Anton Tchekhov
Anton Pavlovitch Tchekhov naît en 1860 à Taganrog, sur les rives de la mer d’Azov. Ses parents sont des petits commerçants, descendants d’esclaves affranchis. Son enfance, rude, est partagée entre le travail à la boutique de ses parents et l’école. D’une religiosité excessive, son père est un homme violent, soucieux cependant de l’instruction de ses enfants. Tchekhov publie, à seulement 18 ans, sa première pièce de théâtre ; une actrice de renom, Maria Iermolova, lui inspire Sans Père, connu aujourd’hui sous le titre Platonov.
Si, à l’époque, l’œuvre ne rencontre pas d’écho favorable, elle demeure aujourd’hui un chef d’œuvre incontesté de la littérature. Malgré des conditions de vie très précaires et des soucis de logement, le jeune adulte entreprend avec succès des études de médecine à Moscou. Il exerce dès 1884.

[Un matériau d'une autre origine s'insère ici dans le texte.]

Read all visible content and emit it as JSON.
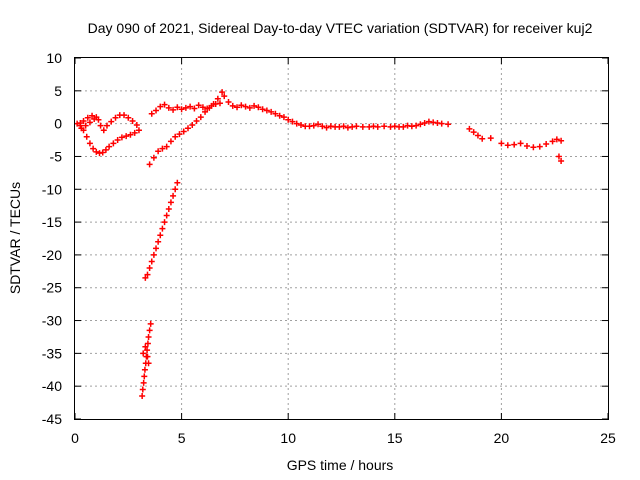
{
  "chart_data": {
    "type": "scatter",
    "title": "Day 090 of 2021, Sidereal Day-to-day VTEC variation (SDTVAR) for receiver kuj2",
    "xlabel": "GPS time / hours",
    "ylabel": "SDTVAR / TECUs",
    "xlim": [
      0,
      25
    ],
    "ylim": [
      -45,
      10
    ],
    "xticks": [
      0,
      5,
      10,
      15,
      20,
      25
    ],
    "yticks": [
      10,
      5,
      0,
      -5,
      -10,
      -15,
      -20,
      -25,
      -30,
      -35,
      -40,
      -45
    ],
    "grid": true,
    "marker": "plus",
    "color": "#ff0000",
    "series": [
      {
        "name": "loop",
        "points": [
          [
            0.1,
            0.0
          ],
          [
            0.25,
            -0.3
          ],
          [
            0.4,
            -1.0
          ],
          [
            0.55,
            -2.0
          ],
          [
            0.7,
            -3.0
          ],
          [
            0.85,
            -3.8
          ],
          [
            1.0,
            -4.3
          ],
          [
            1.15,
            -4.5
          ],
          [
            1.3,
            -4.4
          ],
          [
            1.45,
            -4.0
          ],
          [
            1.6,
            -3.5
          ],
          [
            1.8,
            -3.0
          ],
          [
            2.0,
            -2.5
          ],
          [
            2.2,
            -2.1
          ],
          [
            2.4,
            -1.9
          ],
          [
            2.6,
            -1.7
          ],
          [
            2.8,
            -1.4
          ],
          [
            3.0,
            -1.0
          ],
          [
            2.9,
            -0.2
          ],
          [
            2.7,
            0.4
          ],
          [
            2.5,
            0.9
          ],
          [
            2.3,
            1.3
          ],
          [
            2.1,
            1.3
          ],
          [
            1.9,
            0.9
          ],
          [
            1.7,
            0.3
          ],
          [
            1.5,
            -0.3
          ],
          [
            1.35,
            -1.0
          ],
          [
            1.2,
            -0.3
          ],
          [
            1.1,
            0.6
          ],
          [
            1.0,
            1.0
          ],
          [
            0.8,
            1.2
          ],
          [
            0.6,
            0.9
          ],
          [
            0.4,
            0.4
          ],
          [
            0.25,
            0.1
          ],
          [
            0.3,
            -0.7
          ],
          [
            0.5,
            -0.3
          ],
          [
            0.7,
            0.2
          ],
          [
            0.9,
            0.7
          ]
        ]
      },
      {
        "name": "descending-1",
        "points": [
          [
            3.55,
            -30.5
          ],
          [
            3.5,
            -31.5
          ],
          [
            3.45,
            -32.5
          ],
          [
            3.42,
            -33.5
          ],
          [
            3.38,
            -34.5
          ],
          [
            3.35,
            -35.5
          ],
          [
            3.32,
            -36.5
          ],
          [
            3.28,
            -37.5
          ],
          [
            3.25,
            -38.5
          ],
          [
            3.22,
            -39.5
          ],
          [
            3.18,
            -40.5
          ],
          [
            3.15,
            -41.5
          ],
          [
            3.2,
            -35.0
          ],
          [
            3.3,
            -34.0
          ],
          [
            3.4,
            -35.5
          ],
          [
            3.45,
            -36.5
          ]
        ]
      },
      {
        "name": "descending-2",
        "points": [
          [
            4.8,
            -9.0
          ],
          [
            4.7,
            -10.0
          ],
          [
            4.6,
            -11.0
          ],
          [
            4.5,
            -12.0
          ],
          [
            4.4,
            -13.0
          ],
          [
            4.3,
            -14.0
          ],
          [
            4.2,
            -15.0
          ],
          [
            4.1,
            -16.0
          ],
          [
            4.0,
            -17.0
          ],
          [
            3.9,
            -18.0
          ],
          [
            3.8,
            -19.0
          ],
          [
            3.7,
            -20.0
          ],
          [
            3.6,
            -21.0
          ],
          [
            3.5,
            -22.0
          ],
          [
            3.4,
            -23.0
          ],
          [
            3.3,
            -23.5
          ]
        ]
      },
      {
        "name": "rise",
        "points": [
          [
            3.5,
            -6.2
          ],
          [
            3.7,
            -5.2
          ],
          [
            3.9,
            -4.2
          ],
          [
            4.1,
            -3.8
          ],
          [
            4.3,
            -3.5
          ],
          [
            4.5,
            -2.7
          ],
          [
            4.7,
            -2.0
          ],
          [
            4.9,
            -1.6
          ],
          [
            5.1,
            -1.2
          ],
          [
            5.3,
            -0.7
          ],
          [
            5.5,
            -0.2
          ],
          [
            5.7,
            0.4
          ],
          [
            5.9,
            1.0
          ],
          [
            6.1,
            1.8
          ],
          [
            6.3,
            2.4
          ],
          [
            6.5,
            3.0
          ],
          [
            6.7,
            3.8
          ],
          [
            6.9,
            4.8
          ],
          [
            7.0,
            4.2
          ]
        ]
      },
      {
        "name": "main",
        "points": [
          [
            3.6,
            1.5
          ],
          [
            3.8,
            2.0
          ],
          [
            4.0,
            2.6
          ],
          [
            4.2,
            2.9
          ],
          [
            4.4,
            2.4
          ],
          [
            4.6,
            2.1
          ],
          [
            4.8,
            2.5
          ],
          [
            5.0,
            2.2
          ],
          [
            5.2,
            2.4
          ],
          [
            5.4,
            2.6
          ],
          [
            5.6,
            2.3
          ],
          [
            5.8,
            2.8
          ],
          [
            6.0,
            2.5
          ],
          [
            6.2,
            2.3
          ],
          [
            6.4,
            2.7
          ],
          [
            6.6,
            3.0
          ],
          [
            6.8,
            3.1
          ],
          [
            7.2,
            3.3
          ],
          [
            7.4,
            2.7
          ],
          [
            7.6,
            2.5
          ],
          [
            7.8,
            2.8
          ],
          [
            8.0,
            2.6
          ],
          [
            8.2,
            2.4
          ],
          [
            8.4,
            2.7
          ],
          [
            8.6,
            2.5
          ],
          [
            8.8,
            2.2
          ],
          [
            9.0,
            2.0
          ],
          [
            9.2,
            1.8
          ],
          [
            9.4,
            1.5
          ],
          [
            9.6,
            1.2
          ],
          [
            9.8,
            1.0
          ],
          [
            10.0,
            0.6
          ],
          [
            10.2,
            0.3
          ],
          [
            10.4,
            0.0
          ],
          [
            10.6,
            -0.2
          ],
          [
            10.8,
            -0.4
          ],
          [
            11.0,
            -0.4
          ],
          [
            11.2,
            -0.3
          ],
          [
            11.4,
            -0.1
          ],
          [
            11.6,
            -0.4
          ],
          [
            11.8,
            -0.6
          ],
          [
            12.0,
            -0.4
          ],
          [
            12.2,
            -0.5
          ],
          [
            12.4,
            -0.5
          ],
          [
            12.6,
            -0.4
          ],
          [
            12.8,
            -0.6
          ],
          [
            13.0,
            -0.5
          ],
          [
            13.2,
            -0.4
          ],
          [
            13.5,
            -0.5
          ],
          [
            13.8,
            -0.5
          ],
          [
            14.0,
            -0.4
          ],
          [
            14.2,
            -0.5
          ],
          [
            14.5,
            -0.4
          ],
          [
            14.8,
            -0.5
          ],
          [
            15.0,
            -0.4
          ],
          [
            15.2,
            -0.5
          ],
          [
            15.4,
            -0.5
          ],
          [
            15.6,
            -0.3
          ],
          [
            15.8,
            -0.4
          ],
          [
            16.0,
            -0.3
          ],
          [
            16.2,
            -0.1
          ],
          [
            16.4,
            0.1
          ],
          [
            16.6,
            0.3
          ],
          [
            16.8,
            0.2
          ],
          [
            17.0,
            0.1
          ],
          [
            17.2,
            0.0
          ],
          [
            17.5,
            -0.1
          ]
        ]
      },
      {
        "name": "tail",
        "points": [
          [
            18.5,
            -0.8
          ],
          [
            18.7,
            -1.3
          ],
          [
            18.9,
            -1.8
          ],
          [
            19.1,
            -2.3
          ],
          [
            19.5,
            -2.2
          ],
          [
            20.0,
            -3.0
          ],
          [
            20.3,
            -3.3
          ],
          [
            20.6,
            -3.2
          ],
          [
            20.9,
            -3.0
          ],
          [
            21.2,
            -3.4
          ],
          [
            21.5,
            -3.6
          ],
          [
            21.8,
            -3.5
          ],
          [
            22.1,
            -3.1
          ],
          [
            22.4,
            -2.7
          ],
          [
            22.6,
            -2.4
          ],
          [
            22.8,
            -2.6
          ],
          [
            22.7,
            -5.0
          ],
          [
            22.8,
            -5.7
          ]
        ]
      }
    ]
  }
}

Alors que son père fait faillite, Tchekhov cherche un moyen financier de recours afin de venir en aide à sa famille. Aussi, il publie des nouvelles humoristiques dans différents journaux. Une entreprise qui se voit bientôt récompensée par un franc succès et une reconnaissance dans des cercles littéraires influents. Le jeune écrivain, lors d’un voyage à Saint-Pétersbourg, rencontre l’illustre romancier Grigorovitch. Celui-ci décèle son talent exceptionnel et encourage vivement le jeune talent. « Vous vous rendez coupable d’un grand péché moral si vous ne répondez pas à ces espérances », lui déclare-t-il dans une lettre. C’est à cette même époque que le jeune homme développe un mal incurable, la tuberculose.

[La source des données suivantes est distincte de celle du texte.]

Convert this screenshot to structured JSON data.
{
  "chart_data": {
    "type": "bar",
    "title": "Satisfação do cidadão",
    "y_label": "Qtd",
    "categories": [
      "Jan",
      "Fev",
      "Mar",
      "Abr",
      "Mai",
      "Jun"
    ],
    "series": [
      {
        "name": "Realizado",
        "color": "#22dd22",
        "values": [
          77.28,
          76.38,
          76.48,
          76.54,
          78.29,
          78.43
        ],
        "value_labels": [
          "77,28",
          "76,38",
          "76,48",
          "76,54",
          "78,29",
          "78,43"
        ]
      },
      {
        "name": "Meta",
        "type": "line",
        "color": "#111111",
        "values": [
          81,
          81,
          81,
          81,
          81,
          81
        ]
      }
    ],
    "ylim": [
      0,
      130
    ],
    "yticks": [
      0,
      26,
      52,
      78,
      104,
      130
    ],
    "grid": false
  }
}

Dès lors, Tchekhov prend plus au sérieux la perspective d’une carrière d’écrivain. Il abandonne ses pseudonymes pour signer ses écrits de son vrai nom. Il développe de plus en plus de récits autour des thèmes plus sombres qu’on lui connaît. Avec un talent sans pareil, il dépeint le vide, le tragique et le néant des existences bourgeoises, dans une société provinciale russe. Les pièces Ivanov (1887) ou L’Ours (1888) voient le jour.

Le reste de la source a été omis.